ALICE PFEIFFER
La journaliste engagée (Inrocks, Antidote…) pose un regard affûté sur la récup’ des mouvements populaires par la mode. Yellow is the new black ?
Ces derniers temps, les créateurs de mode – Off-White, Acne, etc. – se disent fascinés par la notion de normalité. Pourquoi selon vous ?
Alice Pfeiffer : Il faut faire attention, il y a derrière tout ça une sorte de « performance de la normalité ». On imite une idée préconçue du réel, qui n’inclue pas forcément les gens concernés et qui fait fantasmer. C’est presque un safari : « tiens, en ce moment, tu ressens ça, alors je vais t’en parler avec poésie ». Il ne faut pas se laisser berner par l’hypocrisie des défilés, ni oublier l’aspect monétaire derrière : un défilé, ça reste une machine à sous !
Peut-on dire que la mode comprend le peuple?
Tout à fait, mais attention : cela ne veut pas dire qu’elle s’en soucie ! Disons que les bureaux de tendance sont les plus fins sociologues, mais elles consultent pour des marques de mode et non pas des ONG. Leur but est de capitaliser sur les rêves d’une époque, non pas de les questionner ou de permettre un accès non-mercantile à ces rêves pour toute une partie de la population.
C’est-à-dire ?
La mode aime le consommateur – enfin, un consommateur idéalisé. Voilà pourquoi les messages du luxe suggèrent une forme de privilège et de distinction : sa valeur ajoutée est justement de se démarquer du peuple et de faire du client son élite.
« Ma mode est politique quand j’ai envie de dire quelque chose » résume Jeremy Scott, DA de Moschino. Pareil pour tous les créateurs ?
Je partirai plutôt du postulat que tout est politique. Aucun geste est neutre, aucun acte de création surgit du néant. Chaque chose que l’on consomme découle d’une histoire, oui, la mode est éminemment politique. D’abord par le choix conscient ou non (et devant lequel l’on n’est pas égaux) du vêtement, de l’allure, du récit qu’elle permet d’articuler sur soi, son identité, des frontières qu’elle tente de repousser. De l’autre, à un niveau plus macro, on nourrit des boîtes et des fortunes colossales aux filiations, aux ambitions, à des productions souvent douteuses.
La mode est un outil parfait pour une démagogie facile.

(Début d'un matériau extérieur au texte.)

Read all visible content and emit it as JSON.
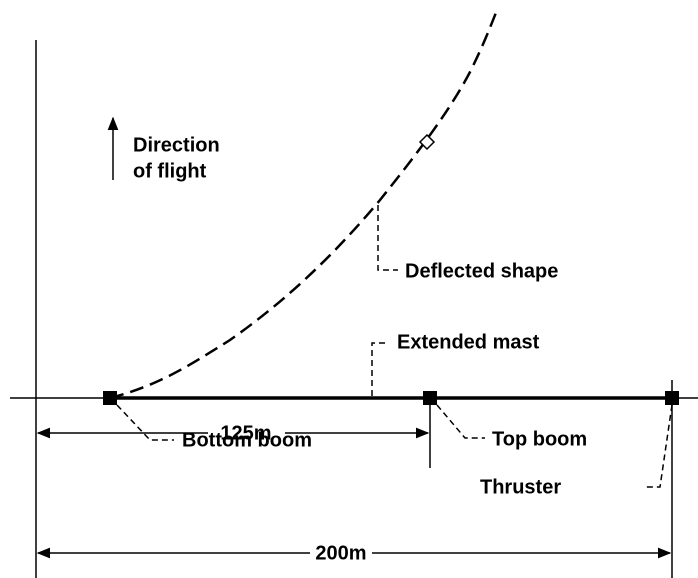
{
  "direction_label": [
    "Direction",
    "of flight"
  ],
  "callouts": {
    "deflected_shape": "Deflected shape",
    "extended_mast": "Extended mast",
    "bottom_boom": "Bottom boom",
    "top_boom": "Top boom",
    "thruster": "Thruster"
  },
  "dimensions": {
    "inner": "125m",
    "outer": "200m"
  }
}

Oui car c’est un outil de communication non verbal, très peu étudié et pourtant absorbé dans les rues comme sur les posters, tenues de films, couvertures de magazines. « My body is my battleground » dit le dicton féministe, le corps, surtout celui de la femme est la manifestation physique du pouvoir de l’homme. Le corps mince, tonique, bronzé représente par exemple le succès de monsieur, que sa femme a le luxe d’éviter la malbouffe, le temps de faire du sport et part assez en vacances pour être bronzée. En un clin d’oeil on lit l’histoire d’une aristocratie moderne occidentale. C’est le cas de chacun, on partage, remix, réagence, refuse des symboles et chaque choix ou non choix en dit long sur la personne, autant celle qui regarde que celle qui est regardée.
L’industrie de la mode a une portée très importante dans l’Histoire des mouvements politiques comme les Black Panthers, les black blocs, les extrémistes, les gilets jaunes, pourquoi ?
La mode aime le vêtement empreint de sens, la part magique d’un objet qui participe à une action. L’afro d’Angela Davis, les casquettes noires des Black Panthers, les cagoules des Pussy Riots, les couronnes de fleurs des Femen: ces éléments stylistiques ont prouvé que la mode n’était pas que l’Empire de l’éphémère (pour reprendre le titre de Gilles Lipovetsky) et ont légitimé le rôle de la sappe comme stratégie visuelle de contre-pouvoir. Le gilet jaune est une tactique très maline et Instagram-friendly, c’est l’opposition directe aux costumes-cravates qui dirigent le monde et sa teinte fluo la rend visible sur le moindre Snap. La journaliste du New York Times ,Vanessa Friedman, l’a même comparé aux Sans Culottes. Nous sommes une culture de mode, mais nous avons coupé la tête du roi. Cette dialectique entre peuple, résistance et pouvoir existe depuis toujours et passe souvent par le vêtement.